Every agency can benefit from an increased use of data analytics, but many feds face challenges in innovating their organizations to adopt widespread data collection and analysis. Improved data analytics will help your agencies gain insight into key policy and management decisions, and it will allow you to effectively deliver on your mission for the American taxpayer.
Data analytics is the science of examining raw data with the purpose of drawing conclusions within that data, and many agencies are starting to see how data analytics can help them accomplish their missions more effectively. In fact, there are few decisions that we make today that aren’t based on data in some way. Citizens use customer feedback data to determine what products to buy or use data in fitness monitors to track their health.

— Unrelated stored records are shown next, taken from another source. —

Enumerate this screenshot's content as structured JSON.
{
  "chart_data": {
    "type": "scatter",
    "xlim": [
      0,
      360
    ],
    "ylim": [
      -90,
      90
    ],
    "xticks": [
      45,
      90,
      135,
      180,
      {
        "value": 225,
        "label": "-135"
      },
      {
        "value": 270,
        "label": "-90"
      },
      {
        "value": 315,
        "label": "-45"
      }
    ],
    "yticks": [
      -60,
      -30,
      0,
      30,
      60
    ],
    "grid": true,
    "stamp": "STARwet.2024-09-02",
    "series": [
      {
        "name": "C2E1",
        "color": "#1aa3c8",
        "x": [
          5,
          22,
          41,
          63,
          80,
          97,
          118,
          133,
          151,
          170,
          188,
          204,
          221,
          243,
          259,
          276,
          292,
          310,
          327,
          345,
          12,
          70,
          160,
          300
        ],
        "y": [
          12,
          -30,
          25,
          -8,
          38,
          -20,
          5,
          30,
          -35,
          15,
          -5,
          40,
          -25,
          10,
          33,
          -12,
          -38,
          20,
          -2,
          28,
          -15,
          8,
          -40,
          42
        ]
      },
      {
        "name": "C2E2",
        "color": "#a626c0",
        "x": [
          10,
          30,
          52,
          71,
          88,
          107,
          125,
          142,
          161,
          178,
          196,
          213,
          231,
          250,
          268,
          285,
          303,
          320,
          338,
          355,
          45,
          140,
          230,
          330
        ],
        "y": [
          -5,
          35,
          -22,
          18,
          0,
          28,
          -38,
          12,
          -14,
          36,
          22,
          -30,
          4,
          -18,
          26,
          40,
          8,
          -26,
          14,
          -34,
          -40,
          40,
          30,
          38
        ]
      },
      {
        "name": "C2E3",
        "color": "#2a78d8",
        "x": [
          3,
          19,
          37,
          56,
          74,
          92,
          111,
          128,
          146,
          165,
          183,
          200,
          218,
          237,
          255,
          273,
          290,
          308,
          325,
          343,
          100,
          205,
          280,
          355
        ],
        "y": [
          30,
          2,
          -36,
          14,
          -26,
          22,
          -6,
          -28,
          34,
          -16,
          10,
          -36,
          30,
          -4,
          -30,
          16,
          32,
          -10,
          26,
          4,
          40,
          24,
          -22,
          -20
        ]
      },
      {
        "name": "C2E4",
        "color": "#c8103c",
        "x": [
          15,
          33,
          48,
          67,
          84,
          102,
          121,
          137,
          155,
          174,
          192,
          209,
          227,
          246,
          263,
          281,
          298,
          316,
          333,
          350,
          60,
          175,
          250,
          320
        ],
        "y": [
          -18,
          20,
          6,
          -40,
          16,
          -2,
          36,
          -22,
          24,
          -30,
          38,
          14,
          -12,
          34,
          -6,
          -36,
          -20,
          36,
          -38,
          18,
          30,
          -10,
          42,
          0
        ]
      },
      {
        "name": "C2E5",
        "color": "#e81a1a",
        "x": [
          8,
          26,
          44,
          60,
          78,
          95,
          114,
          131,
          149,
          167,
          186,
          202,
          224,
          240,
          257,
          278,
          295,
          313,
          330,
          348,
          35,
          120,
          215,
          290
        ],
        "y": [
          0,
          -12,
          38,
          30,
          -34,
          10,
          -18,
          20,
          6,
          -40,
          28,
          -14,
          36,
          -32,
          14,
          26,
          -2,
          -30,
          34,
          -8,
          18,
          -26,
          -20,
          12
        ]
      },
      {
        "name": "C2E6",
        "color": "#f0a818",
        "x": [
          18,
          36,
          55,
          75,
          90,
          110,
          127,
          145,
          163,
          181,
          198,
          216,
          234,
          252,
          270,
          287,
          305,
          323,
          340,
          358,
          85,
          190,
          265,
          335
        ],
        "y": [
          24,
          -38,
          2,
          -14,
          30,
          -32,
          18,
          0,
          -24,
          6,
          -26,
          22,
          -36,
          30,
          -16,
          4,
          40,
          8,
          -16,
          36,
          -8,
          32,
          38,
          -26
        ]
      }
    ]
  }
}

For government, the ramifications are even larger. Data-driven decisions have national security implications. Using analytics, agencies can extract value from their data to detect fraud, reduce crime, and respond to cyberattacks. But as data increases in size and complexity, challenges for government have also increased. Figuring out how to begin using data analytics and ensuring that mission needs drive data analytics efforts are critical issues for government.
For most organizations, the first challenge is organizing existing data. Data resides all over the place in various silos that have different owners. As a result, IT departments struggle to keep track of all that data. Traditionally, IT leaders have dealt with those issues by adding more hardware or even designing custom applications to access and analyze the information. However, this often leads to inefficient operations that drown staff in data. They can’t get access to the information they really need, or they overlook key data sets.
The second challenge is the various structures of data. Because certain formats take longer to analyze than others, IT leaders don’t always know the best way to turn data into insights. Some of the information is easily accessible from relational databases and data warehouses. Meanwhile, some information, like semi-structured or unstructured data is not as easy to access and analyze.
Semi-structured data doesn’t conform to formal data models associated with relational databases. It only contains tags or other markers to help separate certain elements. Take email for example. Email has some structure to it, like timestamps and IP addresses, but most of an email’s data is unstructured content or text that someone has written.
Unstructured data is usually not organized in any predefined manner and is text-heavy. Sometimes, it may contain structured data such as dates, numbers, and facts. But unstructured data is especially difficult to sort through, because most of the information is based on free-flowing content such as blogs. Overall, analyzing unstructured and semi-structured data takes a lot more time and effort to find what’s useful and can be analyzed.
Finally, the third major challenge to data analytics projects is constrained resources -- both in terms of people and finances. Government IT budgets are usually limited. Most available funds are dedicated to hardware needs -- like data storage -- in addition to custom applications.
While data analytics can seem daunting, it can be done. By learning about data analytics opportunities, management strategies, and challenges to implementation, agencies can begin to use data in their everyday decision-making, and increased analytics will help government effectively deliver on their missions.